Set LWE parameters as $n=1608, p=527, q=2^{32},m=2^{21}$ (128 bit security). Set BFV parameters as n=2048, logQ=38, plaintext $Z_q' = 2^{16}+1$. Notice that BFV plaintext does not equal LWE ciphertext space. Thus we need to split $res$ into 32/16 = 2 chunks causing server-client communication to increase by factor of 4.
**Client-server communication**: $2^{21} * 32 (/8/1024/1024) + 2048*1608*38 (/8/1024/1024) = 8+15 = 23 Mb$
**Server-client communication**: $4 *(2^{18})*38 /8/1024/1024 = 4.75 Mb$
### Random points and Questions:
1. Client-server communication cost is dominated by BFV ciphertexts in $z$. Can we somehow reduce this or amortise across several queries?
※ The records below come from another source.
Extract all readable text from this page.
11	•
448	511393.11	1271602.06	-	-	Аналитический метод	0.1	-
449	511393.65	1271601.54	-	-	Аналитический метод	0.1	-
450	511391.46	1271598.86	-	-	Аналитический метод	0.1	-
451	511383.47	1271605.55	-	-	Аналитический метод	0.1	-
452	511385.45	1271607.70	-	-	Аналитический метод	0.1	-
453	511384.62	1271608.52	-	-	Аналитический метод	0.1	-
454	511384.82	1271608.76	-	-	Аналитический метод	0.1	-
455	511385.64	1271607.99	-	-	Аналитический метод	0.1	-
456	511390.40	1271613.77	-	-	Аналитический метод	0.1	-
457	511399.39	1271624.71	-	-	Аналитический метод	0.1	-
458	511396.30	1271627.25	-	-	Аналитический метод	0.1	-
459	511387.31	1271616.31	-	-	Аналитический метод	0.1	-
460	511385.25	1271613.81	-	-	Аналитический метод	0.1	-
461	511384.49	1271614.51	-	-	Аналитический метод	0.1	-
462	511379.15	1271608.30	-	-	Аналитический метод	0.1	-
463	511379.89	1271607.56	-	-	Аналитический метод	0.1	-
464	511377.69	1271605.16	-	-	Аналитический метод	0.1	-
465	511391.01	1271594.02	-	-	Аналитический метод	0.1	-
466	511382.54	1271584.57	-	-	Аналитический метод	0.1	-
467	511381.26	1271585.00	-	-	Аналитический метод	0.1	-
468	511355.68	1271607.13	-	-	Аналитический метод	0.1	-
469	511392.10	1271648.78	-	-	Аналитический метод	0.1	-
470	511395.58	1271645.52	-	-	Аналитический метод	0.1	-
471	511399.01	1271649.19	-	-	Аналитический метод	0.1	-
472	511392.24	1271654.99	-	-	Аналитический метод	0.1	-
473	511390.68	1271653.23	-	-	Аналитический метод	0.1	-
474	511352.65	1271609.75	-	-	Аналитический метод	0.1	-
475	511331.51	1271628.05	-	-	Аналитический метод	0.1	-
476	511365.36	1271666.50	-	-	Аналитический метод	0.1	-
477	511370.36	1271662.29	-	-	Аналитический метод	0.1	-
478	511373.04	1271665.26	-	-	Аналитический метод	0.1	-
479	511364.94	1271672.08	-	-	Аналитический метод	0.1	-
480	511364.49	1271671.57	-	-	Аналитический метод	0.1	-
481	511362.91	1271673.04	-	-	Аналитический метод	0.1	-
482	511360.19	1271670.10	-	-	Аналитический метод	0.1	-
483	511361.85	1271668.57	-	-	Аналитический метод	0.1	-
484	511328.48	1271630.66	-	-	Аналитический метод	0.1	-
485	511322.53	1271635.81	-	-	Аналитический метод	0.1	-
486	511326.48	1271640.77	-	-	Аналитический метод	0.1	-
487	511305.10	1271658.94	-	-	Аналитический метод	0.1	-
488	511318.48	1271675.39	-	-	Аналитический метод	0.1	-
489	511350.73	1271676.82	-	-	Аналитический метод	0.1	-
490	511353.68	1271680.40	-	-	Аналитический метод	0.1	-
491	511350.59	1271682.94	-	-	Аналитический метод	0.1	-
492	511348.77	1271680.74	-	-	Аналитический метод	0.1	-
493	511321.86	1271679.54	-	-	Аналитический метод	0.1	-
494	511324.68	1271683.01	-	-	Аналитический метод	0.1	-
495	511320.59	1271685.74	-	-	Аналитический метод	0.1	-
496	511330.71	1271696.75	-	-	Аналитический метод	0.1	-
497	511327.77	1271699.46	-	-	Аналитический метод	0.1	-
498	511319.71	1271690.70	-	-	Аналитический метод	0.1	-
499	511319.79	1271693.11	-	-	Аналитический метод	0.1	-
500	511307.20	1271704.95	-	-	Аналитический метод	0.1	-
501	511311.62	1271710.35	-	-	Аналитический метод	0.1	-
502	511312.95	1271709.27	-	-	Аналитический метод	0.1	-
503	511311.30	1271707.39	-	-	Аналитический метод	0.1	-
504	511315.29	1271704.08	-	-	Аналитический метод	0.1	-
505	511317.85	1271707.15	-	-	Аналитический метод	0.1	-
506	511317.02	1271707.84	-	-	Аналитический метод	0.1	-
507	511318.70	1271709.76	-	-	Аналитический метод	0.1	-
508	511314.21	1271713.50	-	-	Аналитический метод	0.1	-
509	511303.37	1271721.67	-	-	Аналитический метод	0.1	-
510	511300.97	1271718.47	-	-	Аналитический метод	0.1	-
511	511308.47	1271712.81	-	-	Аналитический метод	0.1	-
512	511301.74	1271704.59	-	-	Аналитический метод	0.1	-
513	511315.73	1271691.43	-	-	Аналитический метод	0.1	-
Notice that we can't use same ciphertexts for multiple secrets and can't use same secret across different queries. So this simple solution will not work.
2. I think that BFV parameters n=2048, logQ=38 are somewhat optimal since to do BFV scalar multiplications with plaintext of 9 bits will atleast require 38 bits of BFV ciphertext modulus. Reducing n to 1024 will make logQ really small, resulting error overflow.
3. Only $n * n' * \log{Q}$ bits due to (2) stays fixed in client-server communication. Otherwise, both client-server and server-client communication scale linearly with size of $db$
4. The $db$ is lot wider than it is tall ($m > l$). This assures LWE operations take majority of processing time than BFV operations.
5. Even though the example shows client retrieving a single tx. In fact client retrieves the entire column which contains $2^{18}/2^{9}=2^9$ txs. Is it possible to structure the database such that txs that client is interested in are clustered in as few columns as possible? (this will probably require leaking a few bits of privacy). A naive idea could be to increase $l$ (ie length of single column) and assign a single column to many clients. But in this case anonymity set depends on $l$ and increasing $l$ will increase communication.
6. Paper mentions that since lower bits of LWE response $res$ will be rounded off anyways during decryption, we can potentially get rid of them. This reduces server-client communication by a factor of 2X.